March 17 update: Nowrasteh spoke to Nell “Movie Mom” Minow at Beliefnet:
My favorite part of the film is His endless curiosity about the world, and, like all parents, the way Mary and Joseph have to try to figure out how to explain things to Him.
It’s a part of the story but it’s also part of the character. I mean I have to believe that young Jesus was a very bright, capable child and very curious and very interested in the world. So in a sense that was sort of a part of why the human side of Jesus was amongst us and dwelt among us because He is here to learn and experience what it is like to be human.
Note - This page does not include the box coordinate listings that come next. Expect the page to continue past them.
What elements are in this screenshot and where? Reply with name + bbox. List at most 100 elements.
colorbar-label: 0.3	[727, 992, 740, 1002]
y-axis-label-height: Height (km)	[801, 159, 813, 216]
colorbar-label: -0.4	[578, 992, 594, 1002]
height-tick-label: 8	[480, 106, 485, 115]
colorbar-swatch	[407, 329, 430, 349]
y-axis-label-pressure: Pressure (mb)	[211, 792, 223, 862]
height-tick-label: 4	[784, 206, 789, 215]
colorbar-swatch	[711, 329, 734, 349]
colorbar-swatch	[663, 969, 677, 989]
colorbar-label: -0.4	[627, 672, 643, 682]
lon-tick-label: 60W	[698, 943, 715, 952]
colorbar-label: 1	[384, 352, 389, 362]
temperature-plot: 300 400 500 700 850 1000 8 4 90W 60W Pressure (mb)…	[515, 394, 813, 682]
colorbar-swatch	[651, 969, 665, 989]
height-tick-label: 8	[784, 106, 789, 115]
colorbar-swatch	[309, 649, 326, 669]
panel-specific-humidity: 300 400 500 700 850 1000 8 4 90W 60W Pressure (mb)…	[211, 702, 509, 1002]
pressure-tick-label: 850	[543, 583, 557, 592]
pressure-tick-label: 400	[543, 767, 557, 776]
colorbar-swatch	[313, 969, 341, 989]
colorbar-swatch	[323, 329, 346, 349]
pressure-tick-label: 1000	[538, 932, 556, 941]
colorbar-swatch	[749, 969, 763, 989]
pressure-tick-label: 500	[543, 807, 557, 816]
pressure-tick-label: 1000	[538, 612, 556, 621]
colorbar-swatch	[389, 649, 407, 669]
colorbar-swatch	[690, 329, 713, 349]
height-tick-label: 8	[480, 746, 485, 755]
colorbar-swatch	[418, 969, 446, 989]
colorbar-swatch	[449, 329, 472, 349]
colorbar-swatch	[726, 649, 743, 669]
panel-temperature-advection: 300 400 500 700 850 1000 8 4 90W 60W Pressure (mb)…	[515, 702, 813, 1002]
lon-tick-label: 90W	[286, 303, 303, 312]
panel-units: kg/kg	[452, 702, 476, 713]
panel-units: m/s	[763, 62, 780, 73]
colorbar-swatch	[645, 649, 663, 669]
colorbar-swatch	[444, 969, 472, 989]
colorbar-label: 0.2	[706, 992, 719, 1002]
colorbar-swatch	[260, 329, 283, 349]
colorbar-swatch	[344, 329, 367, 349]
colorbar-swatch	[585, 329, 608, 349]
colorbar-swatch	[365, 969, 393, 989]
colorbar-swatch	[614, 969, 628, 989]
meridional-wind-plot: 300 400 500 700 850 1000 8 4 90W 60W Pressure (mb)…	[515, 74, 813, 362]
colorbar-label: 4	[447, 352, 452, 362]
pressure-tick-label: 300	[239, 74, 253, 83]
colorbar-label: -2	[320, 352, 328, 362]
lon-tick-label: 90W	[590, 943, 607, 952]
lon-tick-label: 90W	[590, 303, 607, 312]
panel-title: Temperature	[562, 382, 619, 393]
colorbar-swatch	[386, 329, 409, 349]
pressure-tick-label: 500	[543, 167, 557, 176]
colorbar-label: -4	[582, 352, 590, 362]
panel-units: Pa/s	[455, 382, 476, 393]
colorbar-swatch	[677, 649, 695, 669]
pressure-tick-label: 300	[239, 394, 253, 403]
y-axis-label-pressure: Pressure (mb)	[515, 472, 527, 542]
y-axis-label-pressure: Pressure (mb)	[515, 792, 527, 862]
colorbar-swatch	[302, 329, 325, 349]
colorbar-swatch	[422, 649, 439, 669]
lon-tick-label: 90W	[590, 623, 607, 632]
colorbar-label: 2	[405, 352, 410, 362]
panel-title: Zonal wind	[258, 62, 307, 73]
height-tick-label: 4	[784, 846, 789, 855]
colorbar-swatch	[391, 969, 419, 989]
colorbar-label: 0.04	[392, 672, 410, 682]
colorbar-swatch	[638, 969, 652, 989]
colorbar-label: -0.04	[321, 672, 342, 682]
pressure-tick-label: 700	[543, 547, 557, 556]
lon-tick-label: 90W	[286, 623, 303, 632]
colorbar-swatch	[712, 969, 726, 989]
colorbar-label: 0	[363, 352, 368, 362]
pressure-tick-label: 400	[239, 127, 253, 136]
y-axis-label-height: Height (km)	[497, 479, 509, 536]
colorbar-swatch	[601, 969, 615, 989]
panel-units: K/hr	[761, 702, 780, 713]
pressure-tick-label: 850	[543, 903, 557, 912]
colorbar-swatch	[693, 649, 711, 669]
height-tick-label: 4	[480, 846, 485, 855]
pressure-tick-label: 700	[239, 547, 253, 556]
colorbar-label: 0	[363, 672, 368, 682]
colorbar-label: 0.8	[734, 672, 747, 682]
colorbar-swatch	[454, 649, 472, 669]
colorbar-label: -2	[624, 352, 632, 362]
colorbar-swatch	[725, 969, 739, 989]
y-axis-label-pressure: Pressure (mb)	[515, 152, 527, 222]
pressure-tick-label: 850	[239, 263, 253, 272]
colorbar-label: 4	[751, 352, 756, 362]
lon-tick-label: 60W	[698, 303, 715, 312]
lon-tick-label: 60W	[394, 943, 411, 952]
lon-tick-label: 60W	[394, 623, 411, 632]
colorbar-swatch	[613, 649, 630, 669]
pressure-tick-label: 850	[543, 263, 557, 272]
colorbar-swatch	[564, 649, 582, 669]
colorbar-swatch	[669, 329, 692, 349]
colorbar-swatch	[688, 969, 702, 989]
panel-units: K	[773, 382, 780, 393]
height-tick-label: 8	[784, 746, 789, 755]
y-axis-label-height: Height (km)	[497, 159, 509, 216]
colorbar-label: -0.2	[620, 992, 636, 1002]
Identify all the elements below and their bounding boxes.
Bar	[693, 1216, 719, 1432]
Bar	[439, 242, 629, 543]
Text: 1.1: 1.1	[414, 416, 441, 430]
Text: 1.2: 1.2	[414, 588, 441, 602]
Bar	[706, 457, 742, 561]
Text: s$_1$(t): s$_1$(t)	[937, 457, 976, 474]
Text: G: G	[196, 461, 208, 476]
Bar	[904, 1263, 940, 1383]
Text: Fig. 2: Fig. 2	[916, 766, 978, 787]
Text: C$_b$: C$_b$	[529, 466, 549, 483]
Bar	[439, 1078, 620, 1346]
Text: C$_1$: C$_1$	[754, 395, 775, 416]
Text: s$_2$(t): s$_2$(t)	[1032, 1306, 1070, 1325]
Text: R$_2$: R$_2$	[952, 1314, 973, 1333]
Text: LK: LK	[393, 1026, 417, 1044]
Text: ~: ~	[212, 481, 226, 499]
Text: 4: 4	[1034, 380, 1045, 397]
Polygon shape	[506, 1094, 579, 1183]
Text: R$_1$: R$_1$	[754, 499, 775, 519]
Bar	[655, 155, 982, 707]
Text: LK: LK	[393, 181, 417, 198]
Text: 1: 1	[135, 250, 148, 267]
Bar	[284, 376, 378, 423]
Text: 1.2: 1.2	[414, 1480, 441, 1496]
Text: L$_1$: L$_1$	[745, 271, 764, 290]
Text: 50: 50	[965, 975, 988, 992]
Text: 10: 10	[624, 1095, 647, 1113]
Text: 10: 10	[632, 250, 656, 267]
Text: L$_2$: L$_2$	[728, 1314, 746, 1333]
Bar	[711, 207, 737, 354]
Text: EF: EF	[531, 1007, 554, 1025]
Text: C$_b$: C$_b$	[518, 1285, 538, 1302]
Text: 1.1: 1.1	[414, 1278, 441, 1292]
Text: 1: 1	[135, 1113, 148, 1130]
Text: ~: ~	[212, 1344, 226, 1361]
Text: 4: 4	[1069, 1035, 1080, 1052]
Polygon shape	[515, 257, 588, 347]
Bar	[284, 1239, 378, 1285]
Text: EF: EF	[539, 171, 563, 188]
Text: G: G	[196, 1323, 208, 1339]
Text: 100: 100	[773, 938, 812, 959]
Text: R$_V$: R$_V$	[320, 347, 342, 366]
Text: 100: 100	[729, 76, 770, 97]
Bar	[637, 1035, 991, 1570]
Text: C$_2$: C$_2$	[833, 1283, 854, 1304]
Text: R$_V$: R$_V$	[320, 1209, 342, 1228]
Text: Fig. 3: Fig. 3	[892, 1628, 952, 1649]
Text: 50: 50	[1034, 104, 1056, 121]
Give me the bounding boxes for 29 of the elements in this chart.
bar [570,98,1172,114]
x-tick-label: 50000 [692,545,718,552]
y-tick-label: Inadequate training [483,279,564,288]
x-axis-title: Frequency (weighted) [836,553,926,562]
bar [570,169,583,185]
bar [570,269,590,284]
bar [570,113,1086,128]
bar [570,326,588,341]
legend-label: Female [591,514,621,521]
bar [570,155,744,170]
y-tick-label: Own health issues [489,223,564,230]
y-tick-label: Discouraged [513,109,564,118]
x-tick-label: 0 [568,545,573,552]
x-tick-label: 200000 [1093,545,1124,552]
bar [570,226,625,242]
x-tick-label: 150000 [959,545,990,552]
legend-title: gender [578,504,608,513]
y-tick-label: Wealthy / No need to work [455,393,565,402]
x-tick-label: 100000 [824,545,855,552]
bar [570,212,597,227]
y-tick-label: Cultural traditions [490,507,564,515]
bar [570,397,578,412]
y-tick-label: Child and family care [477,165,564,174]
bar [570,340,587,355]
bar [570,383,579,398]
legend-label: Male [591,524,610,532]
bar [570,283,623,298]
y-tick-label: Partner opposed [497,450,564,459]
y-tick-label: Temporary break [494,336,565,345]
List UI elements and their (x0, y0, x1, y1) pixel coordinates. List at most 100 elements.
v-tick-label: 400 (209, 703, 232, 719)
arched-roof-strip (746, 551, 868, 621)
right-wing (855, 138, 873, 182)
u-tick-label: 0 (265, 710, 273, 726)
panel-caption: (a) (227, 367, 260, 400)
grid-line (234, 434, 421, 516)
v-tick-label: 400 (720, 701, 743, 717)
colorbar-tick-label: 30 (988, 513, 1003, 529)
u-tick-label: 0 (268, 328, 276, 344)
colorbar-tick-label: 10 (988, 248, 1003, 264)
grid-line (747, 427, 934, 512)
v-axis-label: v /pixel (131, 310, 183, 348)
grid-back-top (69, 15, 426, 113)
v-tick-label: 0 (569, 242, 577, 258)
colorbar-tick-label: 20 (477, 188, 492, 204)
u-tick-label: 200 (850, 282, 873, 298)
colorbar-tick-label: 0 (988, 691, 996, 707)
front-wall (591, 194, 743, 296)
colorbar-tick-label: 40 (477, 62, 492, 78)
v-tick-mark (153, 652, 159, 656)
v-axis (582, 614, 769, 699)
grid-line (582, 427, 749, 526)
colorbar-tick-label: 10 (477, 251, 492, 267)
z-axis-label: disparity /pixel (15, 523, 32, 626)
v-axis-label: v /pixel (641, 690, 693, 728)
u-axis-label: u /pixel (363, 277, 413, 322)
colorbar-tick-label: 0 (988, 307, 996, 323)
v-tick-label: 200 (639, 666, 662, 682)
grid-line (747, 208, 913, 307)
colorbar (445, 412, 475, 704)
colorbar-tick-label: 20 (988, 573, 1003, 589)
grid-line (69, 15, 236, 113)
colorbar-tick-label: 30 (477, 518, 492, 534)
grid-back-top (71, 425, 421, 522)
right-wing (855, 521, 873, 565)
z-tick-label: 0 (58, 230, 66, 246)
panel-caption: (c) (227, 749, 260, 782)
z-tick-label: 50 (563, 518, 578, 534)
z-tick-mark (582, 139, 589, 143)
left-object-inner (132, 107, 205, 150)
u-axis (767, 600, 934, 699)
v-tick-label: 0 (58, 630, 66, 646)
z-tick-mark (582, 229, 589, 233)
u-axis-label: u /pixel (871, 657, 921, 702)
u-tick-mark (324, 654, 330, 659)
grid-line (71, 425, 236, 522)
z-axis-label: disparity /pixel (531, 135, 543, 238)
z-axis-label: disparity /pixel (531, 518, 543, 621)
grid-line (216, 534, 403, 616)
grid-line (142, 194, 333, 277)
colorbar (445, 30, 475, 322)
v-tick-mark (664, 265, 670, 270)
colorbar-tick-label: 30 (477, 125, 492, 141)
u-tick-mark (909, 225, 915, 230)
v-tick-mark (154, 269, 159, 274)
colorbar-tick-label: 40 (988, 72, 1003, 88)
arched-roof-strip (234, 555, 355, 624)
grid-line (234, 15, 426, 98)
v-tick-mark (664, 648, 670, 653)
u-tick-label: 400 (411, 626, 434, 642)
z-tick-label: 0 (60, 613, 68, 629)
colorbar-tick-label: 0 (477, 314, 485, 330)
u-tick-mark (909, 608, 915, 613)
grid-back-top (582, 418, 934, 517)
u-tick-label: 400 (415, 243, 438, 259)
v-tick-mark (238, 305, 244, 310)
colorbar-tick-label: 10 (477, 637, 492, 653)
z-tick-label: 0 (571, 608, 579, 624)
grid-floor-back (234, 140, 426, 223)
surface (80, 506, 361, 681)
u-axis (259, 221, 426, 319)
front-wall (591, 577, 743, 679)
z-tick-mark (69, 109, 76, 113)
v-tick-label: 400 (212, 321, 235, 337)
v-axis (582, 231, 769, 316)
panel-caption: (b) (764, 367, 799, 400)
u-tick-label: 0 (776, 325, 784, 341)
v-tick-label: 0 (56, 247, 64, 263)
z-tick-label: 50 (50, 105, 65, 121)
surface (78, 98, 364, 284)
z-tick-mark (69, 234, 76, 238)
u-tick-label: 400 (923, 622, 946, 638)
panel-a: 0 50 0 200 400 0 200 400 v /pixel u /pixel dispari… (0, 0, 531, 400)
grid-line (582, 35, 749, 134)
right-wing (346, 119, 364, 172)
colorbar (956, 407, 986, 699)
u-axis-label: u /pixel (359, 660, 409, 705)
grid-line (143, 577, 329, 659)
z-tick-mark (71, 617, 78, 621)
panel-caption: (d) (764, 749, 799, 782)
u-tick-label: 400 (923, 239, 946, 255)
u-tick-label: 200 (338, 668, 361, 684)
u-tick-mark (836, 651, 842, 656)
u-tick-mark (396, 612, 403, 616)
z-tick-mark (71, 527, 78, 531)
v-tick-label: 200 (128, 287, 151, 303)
And that takes with it a lot of curiosity and intelligence and thought.
March 20 update: Nowrasteh also did a podcast interview with Mike Gallagher.
March 23 update: Nowrasteh talked to the Catholic News Agency about Joseph:
“I think in other films that have been done over the years, he’s just kind of wallpaper, he’s just kind of hanging around and frankly, not distinctive at all,” Nowrasteh told CNA. “I thought to myself, ‘That could not be the case.’”
Even though Joseph has no recorded words in the Gospel, Nowrasteh sensed that he “must have been strong and morally upright” given the “really heavy responsibility” God gave him in raising the Son of God and being the husband to the Mother of God. . . .
“I was very motivated to make sure there was a very strong imprint of the Joseph character and his fatherly devotion to this child and his husbandly devotion to Mary and to protecting the family in chaotic times,” he said.
May 9 update: Nowrasteh also spoke to The Glazov Gang:
June 11 update: Nowrasteh spoke to Kate O’Hare for the upcoming DVD release:
Straying outside the Jesus of the Gospels always carries the risk of offending Christian audiences. Why did you think the risk was worth it here?
It’s always risky to attempt something extra-biblical. But it all depends on how you do it. Is it done with reverence and respect, with genuine thoughtfulness and scholarship? I wanted to remain faithful to the Bible and remain true to the character of Jesus revealed in the Bible. So as we considered how Jesus would react to a situation in His childhood, we looked at what the Bible tells us about how He reacted to similar situations as an adult. Our story shows a young Jesus behaving the same as the adult Jesus did.
He also did a second interview with the Austin Movie Examiner:
Cyrus Nowrasteh has told how the movie gives detailed authentic attention to the Jewish culture. He states, “Jewish families will recognize the rituals and traditions of the Jewish family in THE YOUNG MESSIAH, the importance of these rituals and traditions to the family dynamic. We also see the importance of Passover to this Jewish family.”
June 15 update: Nowrasteh spoke to the Christian Examiner a second time, too:
“I do believe that biblical fiction can have a positive impact because it sparks conversation and debate, and exploration,” Nowrasteh told the Christian Examiner. “What’s wrong with that?”
“I think it’s a good idea to take a look at fresh new stories about Jesus as long as they convey the character of Jesus consistent with as He’s revealed in the Bible,” Nowrasteh said. “And as long as the message is consistent. Alternately, I guess we could go on making the exact same movies that have already been made about Jesus — but I feel as long as one is reverent and respectful, that we should explore what we don’t know.”
August 31 update: Nowrasteh spoke to The Washington Times:
Q: I and others were particularly struck by the portrayal of Joseph.
Yes, the film attempts to take you inside the Holy Family … They are usually portrayed as icons and Joseph is usually given short shrift — he’s usually like wallpaper.
I always felt Joseph had to be strong — he was selected for a reason … and he had to be substantive: He had to be an ideal father in the human sense of the father. I wanted him to have those qualities — strength and sensitivity and relatability — and I am very happy with Vincent [Walsh’s portrayal].
If I find any more interviews with Nowrasteh, I will add them to this post.